Pull List Review (10/27/10 Comics)

Incorruptible #11: Now we’re getting somewhere. After the disappointing last issue, we get into some character motivation and discovery. Plutonian’s ex, Alana, is under the protection of Max Damage, though she doesn’t feel all that safe. Along the way to Coalville (you know, even after reading these issues and glossing over over them for these reviews, I still don’t understand the importance of that town–so either I read too fast or it’s a plot point that hasn’t been made important enough by the writer), Alana tells Max it’s her fault that Plutonian went crazy, and just when you think Max is going to unleash his bridled anger upon her, he’s furious that the Plutonian was probably laughing at him when Max kidnapped Plutonian in his other identity. Max calls Plutonian a coward for letting Alana live with that guilt (Max should be careful here: Alana could take that to mean that Max thinks she should be killed for letting loose unto the world the crazed Plutonian), and then asks for her help in navigating this new world(view) that Max inhabits.

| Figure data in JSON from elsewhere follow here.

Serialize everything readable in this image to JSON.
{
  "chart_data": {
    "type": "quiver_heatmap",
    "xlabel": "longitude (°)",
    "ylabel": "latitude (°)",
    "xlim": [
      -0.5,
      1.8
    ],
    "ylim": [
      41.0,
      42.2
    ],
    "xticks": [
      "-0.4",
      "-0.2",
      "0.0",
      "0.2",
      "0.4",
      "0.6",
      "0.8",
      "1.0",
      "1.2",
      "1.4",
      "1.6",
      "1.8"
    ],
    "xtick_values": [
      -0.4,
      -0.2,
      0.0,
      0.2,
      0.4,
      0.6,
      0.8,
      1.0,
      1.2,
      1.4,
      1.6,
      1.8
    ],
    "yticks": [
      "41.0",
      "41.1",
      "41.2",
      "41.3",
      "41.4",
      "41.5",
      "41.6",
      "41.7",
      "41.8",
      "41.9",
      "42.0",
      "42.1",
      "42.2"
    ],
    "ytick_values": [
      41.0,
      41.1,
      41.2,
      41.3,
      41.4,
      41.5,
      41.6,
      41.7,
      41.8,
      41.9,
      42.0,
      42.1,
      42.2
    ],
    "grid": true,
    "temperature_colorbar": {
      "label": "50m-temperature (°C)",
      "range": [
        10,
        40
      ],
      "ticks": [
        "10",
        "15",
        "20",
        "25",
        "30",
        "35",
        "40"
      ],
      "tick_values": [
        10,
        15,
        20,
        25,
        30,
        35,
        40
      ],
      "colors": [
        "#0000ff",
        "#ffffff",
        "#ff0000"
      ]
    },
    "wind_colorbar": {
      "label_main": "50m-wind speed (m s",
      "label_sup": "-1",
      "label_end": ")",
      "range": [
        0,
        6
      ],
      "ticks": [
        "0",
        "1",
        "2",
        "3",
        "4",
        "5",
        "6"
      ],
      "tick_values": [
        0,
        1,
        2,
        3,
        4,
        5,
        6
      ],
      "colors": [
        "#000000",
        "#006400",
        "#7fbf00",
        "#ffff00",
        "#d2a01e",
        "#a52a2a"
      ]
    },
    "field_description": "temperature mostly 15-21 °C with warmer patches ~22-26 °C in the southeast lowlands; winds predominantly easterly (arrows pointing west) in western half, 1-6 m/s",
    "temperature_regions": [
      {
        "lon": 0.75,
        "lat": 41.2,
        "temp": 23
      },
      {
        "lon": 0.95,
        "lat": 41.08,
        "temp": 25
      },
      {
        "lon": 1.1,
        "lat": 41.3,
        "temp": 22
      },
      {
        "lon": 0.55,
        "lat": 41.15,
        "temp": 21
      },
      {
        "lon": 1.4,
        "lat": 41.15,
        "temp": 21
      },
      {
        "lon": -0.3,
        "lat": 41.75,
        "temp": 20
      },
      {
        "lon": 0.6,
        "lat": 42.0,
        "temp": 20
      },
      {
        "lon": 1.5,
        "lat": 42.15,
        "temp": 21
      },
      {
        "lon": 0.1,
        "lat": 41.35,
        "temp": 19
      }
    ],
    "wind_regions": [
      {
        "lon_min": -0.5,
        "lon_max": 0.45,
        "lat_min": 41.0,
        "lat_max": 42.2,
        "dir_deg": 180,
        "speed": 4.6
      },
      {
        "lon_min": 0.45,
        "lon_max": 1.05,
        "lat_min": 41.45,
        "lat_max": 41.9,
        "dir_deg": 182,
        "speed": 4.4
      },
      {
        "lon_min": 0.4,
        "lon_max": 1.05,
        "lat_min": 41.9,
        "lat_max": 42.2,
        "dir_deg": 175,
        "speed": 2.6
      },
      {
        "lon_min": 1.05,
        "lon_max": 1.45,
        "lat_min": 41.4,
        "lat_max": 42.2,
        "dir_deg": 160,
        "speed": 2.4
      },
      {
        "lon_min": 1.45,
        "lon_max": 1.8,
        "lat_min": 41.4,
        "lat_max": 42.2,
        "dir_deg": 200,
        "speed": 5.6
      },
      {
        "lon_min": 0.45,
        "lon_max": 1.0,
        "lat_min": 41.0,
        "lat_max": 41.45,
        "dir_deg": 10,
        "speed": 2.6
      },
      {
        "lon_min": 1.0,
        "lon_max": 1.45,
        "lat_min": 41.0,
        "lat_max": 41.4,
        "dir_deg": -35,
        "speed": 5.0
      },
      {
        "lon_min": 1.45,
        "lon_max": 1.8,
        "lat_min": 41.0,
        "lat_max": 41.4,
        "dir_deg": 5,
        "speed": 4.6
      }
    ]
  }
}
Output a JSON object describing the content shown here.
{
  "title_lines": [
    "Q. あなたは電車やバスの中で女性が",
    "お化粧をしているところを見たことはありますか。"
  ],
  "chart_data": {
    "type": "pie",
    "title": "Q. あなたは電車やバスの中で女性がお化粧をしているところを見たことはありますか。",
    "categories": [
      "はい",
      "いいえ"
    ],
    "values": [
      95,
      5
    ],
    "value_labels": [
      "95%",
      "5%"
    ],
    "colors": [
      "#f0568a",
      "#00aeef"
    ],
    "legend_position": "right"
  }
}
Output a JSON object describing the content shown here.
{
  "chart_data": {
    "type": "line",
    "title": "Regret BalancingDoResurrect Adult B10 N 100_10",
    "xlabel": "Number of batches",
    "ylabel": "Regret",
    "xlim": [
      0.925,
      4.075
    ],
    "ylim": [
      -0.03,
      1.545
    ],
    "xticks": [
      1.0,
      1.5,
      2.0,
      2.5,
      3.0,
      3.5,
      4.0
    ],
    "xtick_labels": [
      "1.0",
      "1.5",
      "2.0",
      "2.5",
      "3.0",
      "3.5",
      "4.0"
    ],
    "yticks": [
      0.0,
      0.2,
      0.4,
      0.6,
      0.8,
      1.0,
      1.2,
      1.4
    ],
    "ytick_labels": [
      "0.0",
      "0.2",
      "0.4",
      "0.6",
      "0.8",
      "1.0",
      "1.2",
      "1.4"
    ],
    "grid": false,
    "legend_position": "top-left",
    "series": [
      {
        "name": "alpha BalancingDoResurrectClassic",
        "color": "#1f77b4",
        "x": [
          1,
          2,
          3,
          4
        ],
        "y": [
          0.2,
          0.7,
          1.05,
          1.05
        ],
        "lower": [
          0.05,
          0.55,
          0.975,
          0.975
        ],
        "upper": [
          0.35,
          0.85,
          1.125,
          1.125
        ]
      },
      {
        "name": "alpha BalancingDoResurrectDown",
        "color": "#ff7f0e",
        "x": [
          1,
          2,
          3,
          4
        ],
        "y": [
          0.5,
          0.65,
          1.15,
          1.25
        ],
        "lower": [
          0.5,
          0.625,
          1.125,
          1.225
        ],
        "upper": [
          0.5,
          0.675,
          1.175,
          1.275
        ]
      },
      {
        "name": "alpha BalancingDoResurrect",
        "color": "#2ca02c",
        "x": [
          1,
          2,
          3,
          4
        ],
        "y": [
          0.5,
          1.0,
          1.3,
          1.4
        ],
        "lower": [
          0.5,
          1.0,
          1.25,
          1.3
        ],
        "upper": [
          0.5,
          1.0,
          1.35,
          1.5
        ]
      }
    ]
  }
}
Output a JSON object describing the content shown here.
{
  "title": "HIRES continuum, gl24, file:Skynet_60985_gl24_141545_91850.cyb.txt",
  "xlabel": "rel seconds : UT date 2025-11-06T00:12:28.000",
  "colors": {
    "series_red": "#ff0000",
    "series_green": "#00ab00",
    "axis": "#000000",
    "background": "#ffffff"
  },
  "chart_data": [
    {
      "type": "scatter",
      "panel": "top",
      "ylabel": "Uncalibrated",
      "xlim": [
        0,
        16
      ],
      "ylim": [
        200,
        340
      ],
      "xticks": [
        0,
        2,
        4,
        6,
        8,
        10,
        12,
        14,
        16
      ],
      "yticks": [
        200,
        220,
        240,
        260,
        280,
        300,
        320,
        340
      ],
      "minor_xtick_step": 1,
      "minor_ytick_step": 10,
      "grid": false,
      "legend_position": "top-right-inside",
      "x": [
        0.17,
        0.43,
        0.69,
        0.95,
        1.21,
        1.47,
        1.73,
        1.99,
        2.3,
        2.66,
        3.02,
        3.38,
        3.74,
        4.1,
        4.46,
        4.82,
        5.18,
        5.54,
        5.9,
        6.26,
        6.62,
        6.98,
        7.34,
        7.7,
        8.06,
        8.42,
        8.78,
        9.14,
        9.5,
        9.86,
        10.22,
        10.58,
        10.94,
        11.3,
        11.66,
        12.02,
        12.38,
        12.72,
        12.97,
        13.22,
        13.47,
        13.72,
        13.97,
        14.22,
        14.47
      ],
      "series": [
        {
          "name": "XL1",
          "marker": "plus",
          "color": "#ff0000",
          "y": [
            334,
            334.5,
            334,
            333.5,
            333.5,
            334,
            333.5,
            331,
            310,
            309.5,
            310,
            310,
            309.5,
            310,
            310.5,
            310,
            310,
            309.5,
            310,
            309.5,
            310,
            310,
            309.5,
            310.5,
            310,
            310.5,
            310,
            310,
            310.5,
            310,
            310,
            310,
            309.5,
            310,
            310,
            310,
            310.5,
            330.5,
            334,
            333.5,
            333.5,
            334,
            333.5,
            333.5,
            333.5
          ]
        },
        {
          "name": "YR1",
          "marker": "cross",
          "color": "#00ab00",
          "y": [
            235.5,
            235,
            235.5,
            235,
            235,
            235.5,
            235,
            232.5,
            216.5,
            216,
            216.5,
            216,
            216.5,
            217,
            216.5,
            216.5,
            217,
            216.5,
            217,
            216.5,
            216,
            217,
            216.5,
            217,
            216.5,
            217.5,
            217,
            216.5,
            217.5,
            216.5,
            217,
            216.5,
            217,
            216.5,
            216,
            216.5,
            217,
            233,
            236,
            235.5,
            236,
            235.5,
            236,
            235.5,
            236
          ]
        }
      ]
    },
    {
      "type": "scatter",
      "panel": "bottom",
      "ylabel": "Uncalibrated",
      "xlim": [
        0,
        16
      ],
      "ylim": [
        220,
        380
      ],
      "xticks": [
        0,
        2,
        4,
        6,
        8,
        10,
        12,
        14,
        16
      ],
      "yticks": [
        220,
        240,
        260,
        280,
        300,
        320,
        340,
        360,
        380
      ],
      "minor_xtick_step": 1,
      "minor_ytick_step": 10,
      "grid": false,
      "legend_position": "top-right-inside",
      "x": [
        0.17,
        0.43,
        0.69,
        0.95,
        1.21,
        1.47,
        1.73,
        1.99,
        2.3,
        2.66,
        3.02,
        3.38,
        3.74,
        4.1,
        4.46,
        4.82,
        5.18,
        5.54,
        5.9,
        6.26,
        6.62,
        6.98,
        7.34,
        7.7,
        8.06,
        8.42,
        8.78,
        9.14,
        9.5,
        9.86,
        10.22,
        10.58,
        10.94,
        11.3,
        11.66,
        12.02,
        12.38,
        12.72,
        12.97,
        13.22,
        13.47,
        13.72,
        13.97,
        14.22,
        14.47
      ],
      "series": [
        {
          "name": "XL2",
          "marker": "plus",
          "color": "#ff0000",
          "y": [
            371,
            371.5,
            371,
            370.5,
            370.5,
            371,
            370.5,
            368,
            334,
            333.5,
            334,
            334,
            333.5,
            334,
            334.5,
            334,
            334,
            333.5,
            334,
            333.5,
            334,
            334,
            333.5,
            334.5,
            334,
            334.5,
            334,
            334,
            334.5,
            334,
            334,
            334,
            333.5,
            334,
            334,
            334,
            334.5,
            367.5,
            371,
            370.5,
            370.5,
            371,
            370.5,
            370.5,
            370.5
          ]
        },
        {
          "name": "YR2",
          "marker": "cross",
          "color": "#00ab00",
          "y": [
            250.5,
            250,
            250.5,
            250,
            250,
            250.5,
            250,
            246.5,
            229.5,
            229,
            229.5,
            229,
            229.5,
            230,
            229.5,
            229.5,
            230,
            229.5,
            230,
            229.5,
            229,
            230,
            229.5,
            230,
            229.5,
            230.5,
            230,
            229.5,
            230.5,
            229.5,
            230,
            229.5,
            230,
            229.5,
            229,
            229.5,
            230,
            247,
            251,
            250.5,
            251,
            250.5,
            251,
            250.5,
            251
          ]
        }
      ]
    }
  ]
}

I was going to probably stop reading this at issue 12, but now we’ll see.

Superman #704: This issue is more about Lois Lane and the road not taken (it’s on the cover, see? Just so you know what the theme is in case you missed it) than Superman’s walk across America. I liked this a lot, but then, I’ve been some of the few who have been enjoying JMS’s run on this title (as well as on Wonder Woman). “But Eric P. I.,” some will say, “this issue wasn’t written by JMS!” That’s true, but it’s still within the spirit of the current storyline, plus Superman does make an appearance near the end. It’s funny that I read Incorruptible and this issue in the same month because both Lois and her analog, Alana, worry about being the same thing: footnotes to the superman in their lives. Of course, Lois, being the strong, independent woman she really is, realizes that she is much more than a mere footnote, especially when Clark meets up with her in the end of the issue and tells her that he needs her. He then asks if she needs him, to which Lois responds with a sarcastic comment. Okay, I’m going to get a little cheesy here: this exchange reminds me of conversations I’ve had with my wife, and this sequence in the comic resonated with me. Given the reversal of the Peter Parker/Mary Jane marriage over at Marvel, I really, really hope DC keeps Lois and Clark together as man and wife for the foreseeable future.

Teen Titans #88: I decided to return to this title after the horrible One Year Later storyline screwed up this comic enough that I couldn’t stand it any longer, and that there was a new creative team on the book with the artist being Nicola Scott. I saw the great pinup she had done for Wonder Woman #600 and thought, wow! But then I saw the cover. It’s a fine enough cover, except I didn’t like the way Beast Boy’s face was drawn, or Wonder Girl’s. Speaking of Wonder Girl, I hate that top of her’s–it’s too retro. Also, Beast Boy’s feral tooth has got to go! I hate hate hate that!!! (See? All those exclamation marks show I’m serious!!!!!) But the interior art looks pretty good (though Gar’s head is still wrong), so whew! Scott has a clean style that I appreciate and it’s well suited to superhero action. It’s hard to really tell with these “building the team” issues, but J. T. Krul’s writing seems pretty good. I liked the way the issue ended with the Titans running to where an intruder was in the tower and it turning out to be Batman and Robin. Batman says, “Intruder? You mean founder.” Damien sits there all cocky and confrontational–I can’t wait to see how the current Titans deal with this Robin.

Wonder Woman #604: I’ll start by saying that I have enjoyed the art in this new storyline, but can we keep the cleavage running at us shots more to a minimum, please? In this issue alone there are 9 panels showing this pose (plus the cover). Also, a little editing would be nice. At one point, Diana tells her ghostly mother that “I can’t use you again”. Huh? Of course, she means “lose”, but how did this gaffe get through everyone (and is it the writer’s or letterer’s fault?)? Speaking of losing, Diana loses that jacket that was so controversial when it was introduced, so that should make some fans happy, at least for an issue or two. By the way, speaking of fashion choices, I asked my 18-year-old daughter about the new look for Wonder Woman. She’s pretty savvy (as far as I know) about fashion, and she liked the pants and jacket design. So, take from that what you will. Near the end of this issue was a nice little moment where Diana learns that she can now fly. The panel of her crying as she soars while lamenting the second loss of her mother was beautiful. It’s these emotional, character moments that I so enjoy in comics.

Zatanna #6: In one of my Brave & the Bold reviews I said that DC ought to give Jesus Saiz some other book to also draw, but this issue of Zatanna wasn’t what I had in mind. Still, Saiz did a nice job on it, though his work on this title seems … darker, or maybe that’s the colorist? As far as the story, thank goodness Z’s cousin has some issues with her and stumbles into her rescue. I really hope this series turns into more than Zatanna defeating demons every issue–I want a larger story at work here that showcases her talents.